ST. LOUIS -- A day after suffering dizziness, Reds pitcher Bronson Arroyo was fine on Tuesday and had no qualms about making his scheduled start on Wednesday against the Cardinals."I felt good all last night, and I feel perfect today," Arroyo said. Monday wasn't the first time that Arroyo had issues with feeling dizzy. He's had issues with vertigo and motion sickness in his younger years, including in the Minor Leagues. It's only happened once before during his six seasons with the Reds. "In 2006, I woke up one day and felt like I was on a boat, like I was seasick," Arroyo said. "I puked at the park all day, and I wasn't sure it was food poisoning or what. I missed that start, it went away and came back a couple of days later. It's been gone ever since. I woke up yesterday morning and it wasn't nearly that bad. It was mild, but it was hard to focus in on anything without the whole room moving. By the time I got to the park, I was still feeling bad." Arroyo was given medication and took a two-hour nap at the ballpark on Monday afternoon. Feeling better, he was able to throw his side bullpen session without issues. The Reds had scratched Triple-A Louisville's Dontrelle Willis from his start that evening just in case Arroyo wouldn't be ready. But Willis was not called up.
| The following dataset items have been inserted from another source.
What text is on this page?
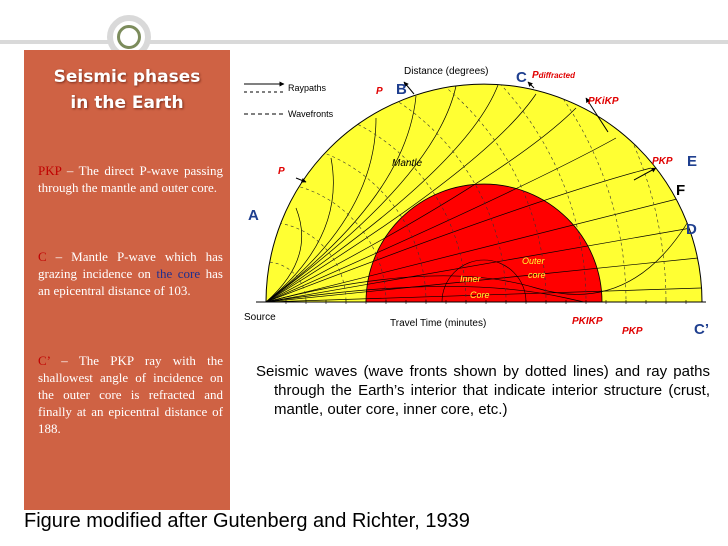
Seismic phases
in the Earth
PKP – The direct P-wave passing through the mantle and outer core.
C – Mantle P-wave which has grazing incidence on the core has an epicentral distance of 103.
C’ – The PKP ray with the shallowest angle of incidence on the outer core is refracted and finally at an epicentral distance of 188.
Raypaths
Wavefronts
Distance (degrees)
Travel Time (minutes)
Source
Mantle
Outer
core
Inner
Core
A
B
C
D
E
F
C’
P
P
Pdiffracted
PKiKP
PKP
PKIKP
PKP
Seismic waves (wave fronts shown by dotted lines) and ray paths through the Earth’s interior that indicate interior structure (crust, mantle, outer core, inner core, etc.)
Figure modified after Gutenberg and Richter, 1939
Votto willing, but not picked for Derby
ST. LOUIS -- No Reds All-Stars were selected Tuesday by National League captain Prince Fielder to participate in next week's Home Run Derby at Chase Field. Fielder picked Brewers teammate Rickie Weeks, the Dodgers' Matt Kemp and the Cardinals' Matt Holliday.Reds first baseman Joey Votto didn't expect an invitation, but was willing to participate before Fielder's decision was revealed. "Last year, I was a little run down and the All-Star Game came too quickly on me. This year I have more time, and it would be a good experience," Votto said. "Another reason I'd do it is that place is air conditioned in Arizona. In the middle of summer and you do it outdoors, like in St. Louis, it takes two or three days to recover at least." Votto wasn't concerned that he wouldn't be getting the full four days off during the All-Star break like most of his teammates. After last year's All-Star Game, he was 1-for-16 over the first four games of the second half. Taken into consideration was that Votto did a media blitz as part of the All-Star Final Vote campaign, which he won. He had to make speedy arrangements for his family to be at the game, and flew cross-country from Philadelphia to Anaheim for the All-Star festivities. Of course, Votto eventually found his groove again and went on to overwhelmingly win the 2010 National League Most Valuable Player Award. "You don't get consecutive days of rest during the season, so it will feel normal," Votto said. "My preference, I don't think I'd be comfortable taking four days off with my swing and with ground balls, too. You can get stiff or a little out of sync. I actually enjoy the All-Star Game for that particular reason."
Pujols' quick return no surprise to Reds
ST. LOUIS -- That the Cardinals activated superstar first baseman Albert Pujols on Tuesday from the 15-day disabled list on the first day he was eligible was remarkable. Pujols was expected to miss 4-6 weeks with a fractured left wrist, but was obviously back much faster."I didn't think it was going to take as long as they said originally, knowing Albert," Reds manager Dusty Baker said. "Modern medicine, and he was probably working on it around the clock -- no, it doesn't really surprise me. Somebody else maybe, but not him." Pujols was not in Tuesday's starting lineup, but was expected to start on Wednesday. "I'll take anyone else in that lineup other than Albert [even] with a broken wrist," said Reds pitcher Bronson Arroyo, Wednesday's scheduled starter. "When somebody is in the lineup, you don't have any idea how much it's bothering him, or if it is even bothering him. You have to assume Albert is the Albert of old."